[Some Forerunners of Italian Opera by William James Henderson]@TWC D-Link book
Some Forerunners of Italian Opera

CHAPTER I
14/16

In the Beauvais "Flight into Egypt" at one point the choir sang an old song, half Latin and half French, before the ass, clothed in a cope.
"Hez, sire Asnes, car chantez! Belle bouche rechignez; Vous aurez du foin assez Et de l'avoine a plantez." This refrain was changed after each stanza of the Latin.

The people of Limoges, in their yearly festival, sang: "San Marceau, pregas per nous, E nous epingarem per vous." In the seventeenth century these good people of Limoges were still holding a festival in honor of the patron saint of their parish, and singing: "Saint Martial, priez pour nous, Et nous, nous danserons pour vous!" This choral dance formed in the church, and continued to the middle of the nave, and thence to the square before the edifice, or even into the cemetery.

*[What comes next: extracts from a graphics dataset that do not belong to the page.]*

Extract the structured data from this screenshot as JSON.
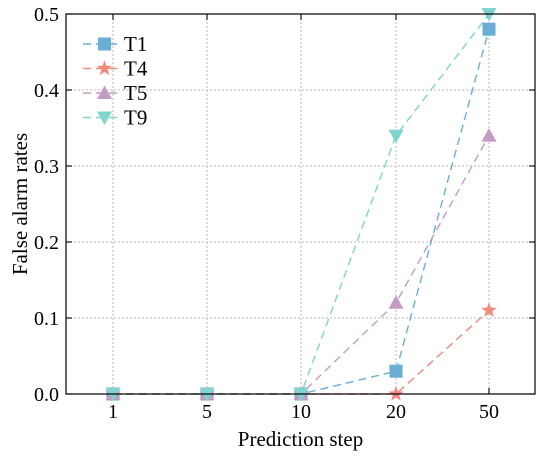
{
  "chart_data": {
    "type": "line",
    "xlabel": "Prediction step",
    "ylabel": "False alarm rates",
    "categories": [
      "1",
      "5",
      "10",
      "20",
      "50"
    ],
    "ylim": [
      0,
      0.5
    ],
    "yticks": [
      0.0,
      0.1,
      0.2,
      0.3,
      0.4,
      0.5
    ],
    "ytick_labels": [
      "0.0",
      "0.1",
      "0.2",
      "0.3",
      "0.4",
      "0.5"
    ],
    "grid": true,
    "legend_position": "top-left",
    "series": [
      {
        "name": "T1",
        "marker": "square",
        "color": "#6aaed6",
        "values": [
          0,
          0,
          0,
          0.03,
          0.48
        ]
      },
      {
        "name": "T4",
        "marker": "star",
        "color": "#f08a7c",
        "values": [
          0,
          0,
          0,
          0,
          0.11
        ]
      },
      {
        "name": "T5",
        "marker": "triangle-up",
        "color": "#c39bc3",
        "values": [
          0,
          0,
          0,
          0.12,
          0.34
        ]
      },
      {
        "name": "T9",
        "marker": "triangle-down",
        "color": "#7fd4cf",
        "values": [
          0,
          0,
          0,
          0.34,
          0.5
        ]
      }
    ]
  }
}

At a period later than that first mentioned these dances had instrumental accompaniment and became animated even to the verge of hysteria.

Thus unwittingly the people of the medieval church were gathering into a loose, but by no means unformed, union the same materials as the ancients used in the creation of their drama.
The earnest Lewis Riccoboni[5] holds that the Fraternity of the Gonfalone, founded in 1264, was accustomed to enact the Passion in the Coliseum, and that these performances lasted till Paul III abolished them in 1549.

Riccoboni argues that not the performance was interdicted, but the use of the Coliseum.